La séance plénière convoquée mardi à dans la capitale sénégalaise portait sur la réintégration de Sonko comme député ainsi que sur l’élection d’un nouveau président de l’institution parlementaire, après la démission de El Malick Ndiaye annoncée dimanche.
Porté par la majorité écrasante du parti PASTEF, qui contrôle 130 des 165 sièges de l’Assemblée nationale, M. Sonko a été applaudi par les députés de son camp à l’issue du vote.
Son élection intervient dans un contexte de tensions croissantes entre les deux figures du pouvoir sénégalais issues du même parti. Peu avant son départ de la Primature, Ousmane Sonko avait publiquement critiqué certaines orientations du président Bassirou Diomaye Faye lors d’une séance de questions au gouvernement.

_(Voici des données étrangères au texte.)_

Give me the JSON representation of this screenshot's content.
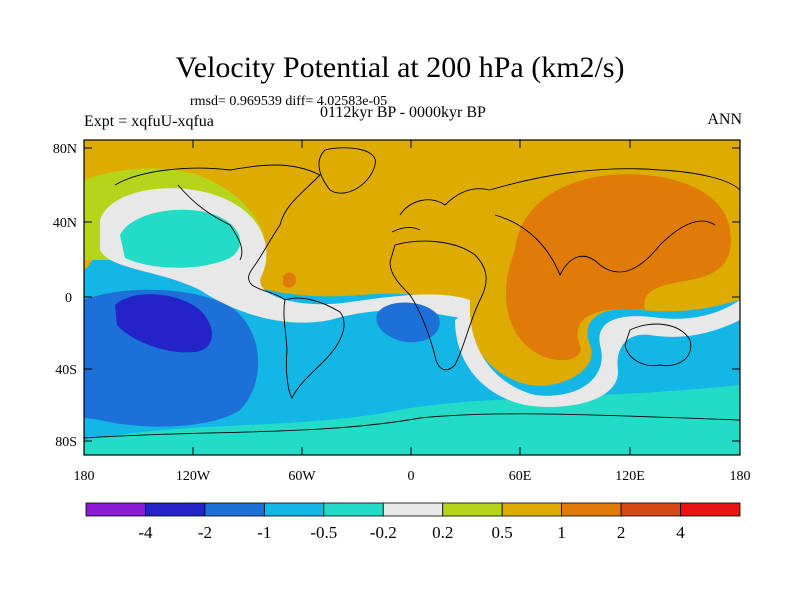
{
  "title": "Velocity Potential at 200 hPa (km2/s)",
  "rmsd_line": "rmsd= 0.969539 diff= 4.02583e-05",
  "experiment": "Expt = xqfuU-xqfua",
  "period": "0112kyr BP - 0000kyr BP",
  "season": "ANN",
  "lat_labels": [
    "80N",
    "40N",
    "0",
    "40S",
    "80S"
  ],
  "lon_labels": [
    "180",
    "120W",
    "60W",
    "0",
    "60E",
    "120E",
    "180"
  ],
  "colorbar": {
    "labels": [
      "-4",
      "-2",
      "-1",
      "-0.5",
      "-0.2",
      "0.2",
      "0.5",
      "1",
      "2",
      "4"
    ],
    "colors": [
      "#8a1ad8",
      "#2323c8",
      "#1c70d8",
      "#14b6e6",
      "#22dcc8",
      "#e8e8e8",
      "#b6d41a",
      "#deac00",
      "#e07a08",
      "#d84814",
      "#e81414"
    ]
  },
  "map_colors": {
    "c_m4": "#2323c8",
    "c_m2": "#1c70d8",
    "c_m1": "#14b6e6",
    "c_m05": "#22dcc8",
    "c_zero": "#e8e8e8",
    "c_p02": "#b6d41a",
    "c_p05": "#deac00",
    "c_p1": "#e07a08"
  }
}
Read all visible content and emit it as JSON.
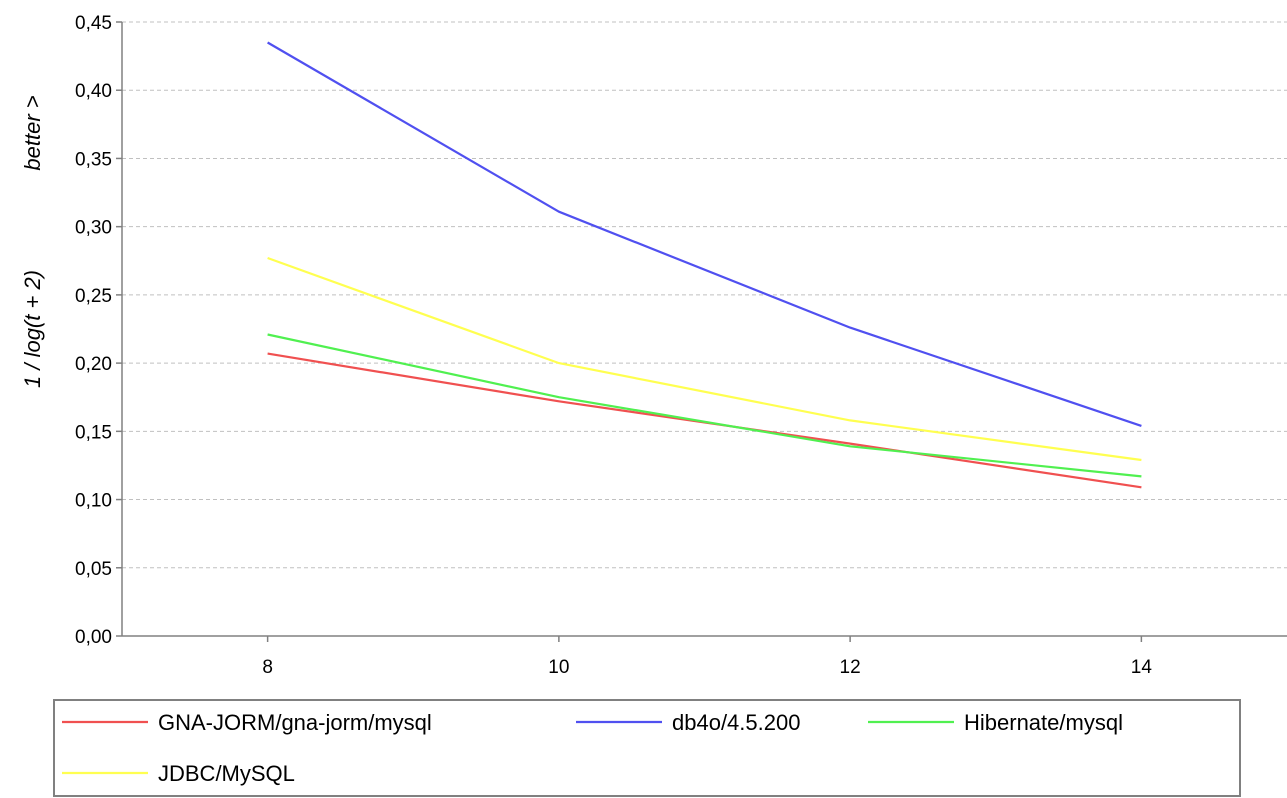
{
  "chart_data": {
    "type": "line",
    "title": "",
    "xlabel": "",
    "ylabel_lines": [
      "better >",
      "1  /  log(t + 2)"
    ],
    "x": [
      8,
      10,
      12,
      14
    ],
    "x_ticks": [
      "8",
      "10",
      "12",
      "14"
    ],
    "xlim": [
      7,
      15
    ],
    "ylim": [
      0,
      0.45
    ],
    "y_ticks": [
      "0,00",
      "0,05",
      "0,10",
      "0,15",
      "0,20",
      "0,25",
      "0,30",
      "0,35",
      "0,40",
      "0,45"
    ],
    "grid": true,
    "legend_position": "bottom",
    "series": [
      {
        "name": "GNA-JORM/gna-jorm/mysql",
        "color": "#f05050",
        "values": [
          0.207,
          0.172,
          0.141,
          0.109
        ]
      },
      {
        "name": "db4o/4.5.200",
        "color": "#5050f0",
        "values": [
          0.435,
          0.311,
          0.226,
          0.154
        ]
      },
      {
        "name": "Hibernate/mysql",
        "color": "#50f050",
        "values": [
          0.221,
          0.175,
          0.139,
          0.117
        ]
      },
      {
        "name": "JDBC/MySQL",
        "color": "#ffff50",
        "values": [
          0.277,
          0.2,
          0.158,
          0.129
        ]
      }
    ]
  }
}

L’opposition, notamment le groupe parlementaire Takku Wallu dirigé par Aïssata Tall Sall, conteste la procédure ayant conduit à sa réintégration au Parlement. Elle estime que la démission d’El Malick Ndiaye ne respecte pas le règlement intérieur de l’Assemblée nationale et évoque un “coup d’État constitutionnel”.
Plusieurs responsables et cadres proches d’Ousmane Sonko ont quitté leurs fonctions ces derniers jours en signe de solidarité avec l’ex-chef du gouvernement, accentuant les divisions internes au sein du pouvoir.
Dans la foulée du limogeage de Sonko, le président Bassirou Diomaye Faye a nommé un nouveau Premier ministre, le banquier Ahmadou Al Aminou Mohamed Lô, ancien cadre de la BCEAO et ancien ministre d’État.
Des observateurs politiques estiment que l’arrivée d’Ousmane Sonko à la tête du Parlement ouvre une nouvelle phase de confrontation institutionnelle au Sénégal, avec en toile de fond la question de l’équilibre des pouvoirs entre l’Exécutif et une Assemblée largement acquise à l’ancien Premier ministre.